Aliás, tive o cuidado de deixar sempre bem claro que, na minha opinião, Maçonaria Regular e Maçonaria Liberal (já reparou, certamente, que não gosto do termo "irregular", pela conotação pejorativa que lhe podia ser atribuída) são formas diferentes da Maçonaria, mas ambas respeitaveis. Uma adequada para uns; a outra, para outros. Não critico que a Maçonaria Liberal seja aberta a ateus. Óptimo, certamente será a mais adequada para muitos, ateus e crentes, que se sentem confortáveis com isso. Só desejo que pratiquem os princípios essenciais que nos unem com o mesmo esforço e busca de resultados que eu pratico. Eu faço-o dentro de uma lógica, o maçon liberal dentro de outra. Ambos somos respeitáveis e, sobretudo, cada um de nós deve respeitar o outro e a opção do outro. Divergir, entender diferentemente, não é nenhuma tragédia, se se consegue não perder de vista o muito em que se converge.
E repare que, ao discutir a divergência, estou a dar de barato que, aquando da separação entre a UGLE e o GOF, a Maçonaria era claramente eurocêntrica e de matriz cristã, pelo que o conceito de ateu então utilizado POR AMBOS OS LADOS correspondia essencialmente a não cristão. O crescimento e propagação da maçonaria por todo o mundo obrigou a Maçonaria Regular a confrontar-se com os seguidores de religiões não ocidentais e a decidir se cabem no seu seio ou não. A resposta tem sido afirmativa. Mas, no fundo, continua a haver uma diferença entre ter uma crença religiosa, por mais difusa ou diferente dos termos ocidentais que seja e não ter nenhuma ou recusar em absoluto um Princípio Criador, remetendo-nos à mera condição de animais (que também somos), produto de acasos cósmicos, vivendo num pequeníssimo pedaço do Universo que se não sabe como surgiu (a teoria do Big Bang continua a, no fundo, não explicar a origem do Universo - qual a origem da Força que gerou o Big Bang?), sem rumo nem projecto, protozoários à escala Universal. Essa concepção que, no entender da maçonaria Regular, minimiza o Homem e retira qualquer real significado aos princípios nobres por que nos regemos, nós, Maçonaria Regular, não a aceitamos. Quem a aceita e, apesar de tudo, se reúne em organização para praticar os mesmos princípios, não sendo como nós, só pode merecer de nós respeito e consideração.

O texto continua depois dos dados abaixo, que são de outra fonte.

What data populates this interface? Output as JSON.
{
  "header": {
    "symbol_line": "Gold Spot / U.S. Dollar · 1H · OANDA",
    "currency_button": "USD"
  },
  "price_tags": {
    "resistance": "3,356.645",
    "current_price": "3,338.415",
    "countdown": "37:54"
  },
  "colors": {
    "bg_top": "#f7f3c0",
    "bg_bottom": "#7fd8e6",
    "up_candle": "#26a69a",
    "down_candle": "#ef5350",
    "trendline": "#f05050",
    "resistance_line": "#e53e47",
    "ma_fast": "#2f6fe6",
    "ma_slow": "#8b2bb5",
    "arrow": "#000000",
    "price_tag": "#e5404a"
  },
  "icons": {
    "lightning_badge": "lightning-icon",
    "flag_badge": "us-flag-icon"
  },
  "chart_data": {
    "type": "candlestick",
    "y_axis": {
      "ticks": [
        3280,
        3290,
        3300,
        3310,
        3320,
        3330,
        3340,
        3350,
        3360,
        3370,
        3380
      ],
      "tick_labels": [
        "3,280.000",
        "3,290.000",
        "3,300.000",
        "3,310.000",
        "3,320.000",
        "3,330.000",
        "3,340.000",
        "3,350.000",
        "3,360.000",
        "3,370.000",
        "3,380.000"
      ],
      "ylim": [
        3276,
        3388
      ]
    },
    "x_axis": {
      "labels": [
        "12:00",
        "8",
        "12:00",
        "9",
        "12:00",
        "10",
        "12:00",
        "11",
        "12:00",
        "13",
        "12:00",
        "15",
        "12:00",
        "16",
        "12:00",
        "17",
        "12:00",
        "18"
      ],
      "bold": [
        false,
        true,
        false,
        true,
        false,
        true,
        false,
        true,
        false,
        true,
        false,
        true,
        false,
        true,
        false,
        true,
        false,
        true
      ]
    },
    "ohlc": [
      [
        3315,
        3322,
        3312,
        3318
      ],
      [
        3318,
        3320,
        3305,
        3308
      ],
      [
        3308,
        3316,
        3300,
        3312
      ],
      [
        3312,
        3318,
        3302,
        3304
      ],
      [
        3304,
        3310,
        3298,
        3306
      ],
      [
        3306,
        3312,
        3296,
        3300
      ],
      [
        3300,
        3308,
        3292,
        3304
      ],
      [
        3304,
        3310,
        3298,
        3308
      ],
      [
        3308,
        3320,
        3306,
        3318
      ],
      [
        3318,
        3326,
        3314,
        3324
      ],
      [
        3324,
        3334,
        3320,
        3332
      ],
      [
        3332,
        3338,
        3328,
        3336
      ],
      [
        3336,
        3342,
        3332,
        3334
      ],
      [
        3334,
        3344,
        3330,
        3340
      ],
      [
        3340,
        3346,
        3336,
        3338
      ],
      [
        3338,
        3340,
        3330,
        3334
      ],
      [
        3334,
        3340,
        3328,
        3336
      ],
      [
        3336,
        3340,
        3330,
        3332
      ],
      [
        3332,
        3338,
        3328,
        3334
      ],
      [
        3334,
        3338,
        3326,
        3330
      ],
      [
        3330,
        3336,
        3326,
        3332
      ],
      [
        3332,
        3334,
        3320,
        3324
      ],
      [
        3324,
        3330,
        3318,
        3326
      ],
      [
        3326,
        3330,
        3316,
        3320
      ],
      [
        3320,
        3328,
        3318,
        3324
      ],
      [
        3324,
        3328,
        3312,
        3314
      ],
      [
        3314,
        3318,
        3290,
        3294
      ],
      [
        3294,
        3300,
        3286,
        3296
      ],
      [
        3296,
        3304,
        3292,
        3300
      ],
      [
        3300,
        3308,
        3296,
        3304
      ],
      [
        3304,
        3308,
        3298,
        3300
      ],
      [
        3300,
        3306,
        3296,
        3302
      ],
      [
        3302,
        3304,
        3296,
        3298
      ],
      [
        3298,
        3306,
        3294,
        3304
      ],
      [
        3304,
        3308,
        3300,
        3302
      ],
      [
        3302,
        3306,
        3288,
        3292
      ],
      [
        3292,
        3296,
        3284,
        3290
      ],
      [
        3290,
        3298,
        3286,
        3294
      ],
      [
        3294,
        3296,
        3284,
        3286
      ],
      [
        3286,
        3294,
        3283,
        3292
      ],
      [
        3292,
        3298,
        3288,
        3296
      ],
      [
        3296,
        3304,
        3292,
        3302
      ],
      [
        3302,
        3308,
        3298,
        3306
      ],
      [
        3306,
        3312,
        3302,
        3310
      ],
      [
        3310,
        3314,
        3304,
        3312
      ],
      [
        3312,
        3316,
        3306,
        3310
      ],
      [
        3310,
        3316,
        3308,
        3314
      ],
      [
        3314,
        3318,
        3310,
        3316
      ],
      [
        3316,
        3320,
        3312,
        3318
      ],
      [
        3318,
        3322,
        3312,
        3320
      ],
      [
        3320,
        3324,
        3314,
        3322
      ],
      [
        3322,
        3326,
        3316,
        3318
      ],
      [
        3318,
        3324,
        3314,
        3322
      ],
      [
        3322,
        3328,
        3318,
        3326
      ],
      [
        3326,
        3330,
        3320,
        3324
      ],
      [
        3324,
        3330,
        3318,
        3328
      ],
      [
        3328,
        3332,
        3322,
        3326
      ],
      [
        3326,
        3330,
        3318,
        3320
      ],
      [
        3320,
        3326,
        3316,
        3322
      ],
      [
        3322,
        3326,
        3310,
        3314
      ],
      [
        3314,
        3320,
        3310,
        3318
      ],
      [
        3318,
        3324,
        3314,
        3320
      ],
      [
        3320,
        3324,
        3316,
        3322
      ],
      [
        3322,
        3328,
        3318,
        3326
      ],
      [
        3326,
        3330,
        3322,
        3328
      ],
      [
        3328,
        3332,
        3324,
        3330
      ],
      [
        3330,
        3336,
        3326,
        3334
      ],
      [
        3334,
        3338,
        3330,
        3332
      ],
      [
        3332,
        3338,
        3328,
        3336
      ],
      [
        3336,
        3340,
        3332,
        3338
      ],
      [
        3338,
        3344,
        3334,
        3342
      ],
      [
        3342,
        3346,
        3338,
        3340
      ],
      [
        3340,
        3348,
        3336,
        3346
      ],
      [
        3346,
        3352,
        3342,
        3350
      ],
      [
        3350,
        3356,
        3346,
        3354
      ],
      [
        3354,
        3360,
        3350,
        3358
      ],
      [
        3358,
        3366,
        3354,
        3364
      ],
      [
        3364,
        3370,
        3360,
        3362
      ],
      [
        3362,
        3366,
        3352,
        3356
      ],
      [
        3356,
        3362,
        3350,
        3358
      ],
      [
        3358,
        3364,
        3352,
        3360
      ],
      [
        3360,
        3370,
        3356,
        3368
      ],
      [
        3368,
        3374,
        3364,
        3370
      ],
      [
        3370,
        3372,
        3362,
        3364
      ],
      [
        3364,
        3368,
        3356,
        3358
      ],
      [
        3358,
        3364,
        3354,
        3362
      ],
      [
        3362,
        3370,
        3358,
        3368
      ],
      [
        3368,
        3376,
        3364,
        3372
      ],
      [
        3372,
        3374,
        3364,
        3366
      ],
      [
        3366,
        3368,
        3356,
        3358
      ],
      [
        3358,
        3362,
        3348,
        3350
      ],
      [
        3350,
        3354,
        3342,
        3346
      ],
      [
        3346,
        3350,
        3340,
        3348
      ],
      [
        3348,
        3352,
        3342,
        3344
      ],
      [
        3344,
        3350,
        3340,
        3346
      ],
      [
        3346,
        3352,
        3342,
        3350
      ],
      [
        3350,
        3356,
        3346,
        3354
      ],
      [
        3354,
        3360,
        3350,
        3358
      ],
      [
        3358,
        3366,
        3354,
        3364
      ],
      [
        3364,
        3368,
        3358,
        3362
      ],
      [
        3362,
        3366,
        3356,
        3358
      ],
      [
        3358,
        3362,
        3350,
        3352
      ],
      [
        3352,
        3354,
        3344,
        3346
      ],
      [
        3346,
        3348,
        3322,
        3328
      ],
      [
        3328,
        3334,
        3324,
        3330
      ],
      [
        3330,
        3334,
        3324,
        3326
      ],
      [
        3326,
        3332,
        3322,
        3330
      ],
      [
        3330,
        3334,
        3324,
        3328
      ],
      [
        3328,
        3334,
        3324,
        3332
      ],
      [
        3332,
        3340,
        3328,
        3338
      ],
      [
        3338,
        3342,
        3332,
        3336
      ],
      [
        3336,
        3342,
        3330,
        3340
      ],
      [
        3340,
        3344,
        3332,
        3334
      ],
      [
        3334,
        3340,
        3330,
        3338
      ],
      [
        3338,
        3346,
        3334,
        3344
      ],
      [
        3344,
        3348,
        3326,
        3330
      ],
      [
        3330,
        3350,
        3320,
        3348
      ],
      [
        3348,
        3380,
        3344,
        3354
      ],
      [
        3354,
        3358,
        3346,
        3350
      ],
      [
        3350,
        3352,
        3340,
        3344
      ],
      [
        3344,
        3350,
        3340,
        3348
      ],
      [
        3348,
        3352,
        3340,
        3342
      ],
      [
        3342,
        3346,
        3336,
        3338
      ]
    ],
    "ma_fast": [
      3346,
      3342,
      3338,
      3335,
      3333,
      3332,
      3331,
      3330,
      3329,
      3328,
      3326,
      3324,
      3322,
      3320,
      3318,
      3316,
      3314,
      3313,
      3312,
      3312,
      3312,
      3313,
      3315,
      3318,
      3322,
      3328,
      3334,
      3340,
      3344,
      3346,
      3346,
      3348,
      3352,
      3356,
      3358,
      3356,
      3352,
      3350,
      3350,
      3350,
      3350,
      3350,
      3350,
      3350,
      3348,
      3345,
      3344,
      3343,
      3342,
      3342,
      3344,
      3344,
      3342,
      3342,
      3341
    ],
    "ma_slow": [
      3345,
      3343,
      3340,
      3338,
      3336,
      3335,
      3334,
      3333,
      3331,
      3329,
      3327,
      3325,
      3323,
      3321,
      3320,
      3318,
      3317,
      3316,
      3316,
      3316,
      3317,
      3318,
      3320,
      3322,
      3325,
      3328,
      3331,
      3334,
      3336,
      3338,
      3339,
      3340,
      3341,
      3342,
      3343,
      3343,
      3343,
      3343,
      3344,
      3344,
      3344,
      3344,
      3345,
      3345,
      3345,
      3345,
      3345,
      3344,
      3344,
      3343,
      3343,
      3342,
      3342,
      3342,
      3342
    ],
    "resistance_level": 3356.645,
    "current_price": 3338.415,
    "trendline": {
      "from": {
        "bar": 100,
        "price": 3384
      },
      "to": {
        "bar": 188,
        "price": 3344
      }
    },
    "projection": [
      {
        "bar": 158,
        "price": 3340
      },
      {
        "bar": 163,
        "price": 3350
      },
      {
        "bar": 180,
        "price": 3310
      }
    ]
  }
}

Não me verá nunca desmerecer da maçonaria Liberal. Ver-me-á apenas indicar a sua diferença em relação à Maçonaria Regular.
Respeito os que não crêem em Deus (qualquer que seja o Seu nome ou qualidade ou entendimento) e respeito-os também quando se procuram aperfeiçoar sem terem a referência do Divino. Será até porventura mais meritório...
Só exijo que me respeitem a minha Crença e o meu Caminho. E, já agora, o meu direito de o percorrer com quem eu quiser...
Um abraço.
@ Rui e José:
Muito agradeço a ambos esta frutuosíssima troca de ideias que me permitiu aprender mais um pouco.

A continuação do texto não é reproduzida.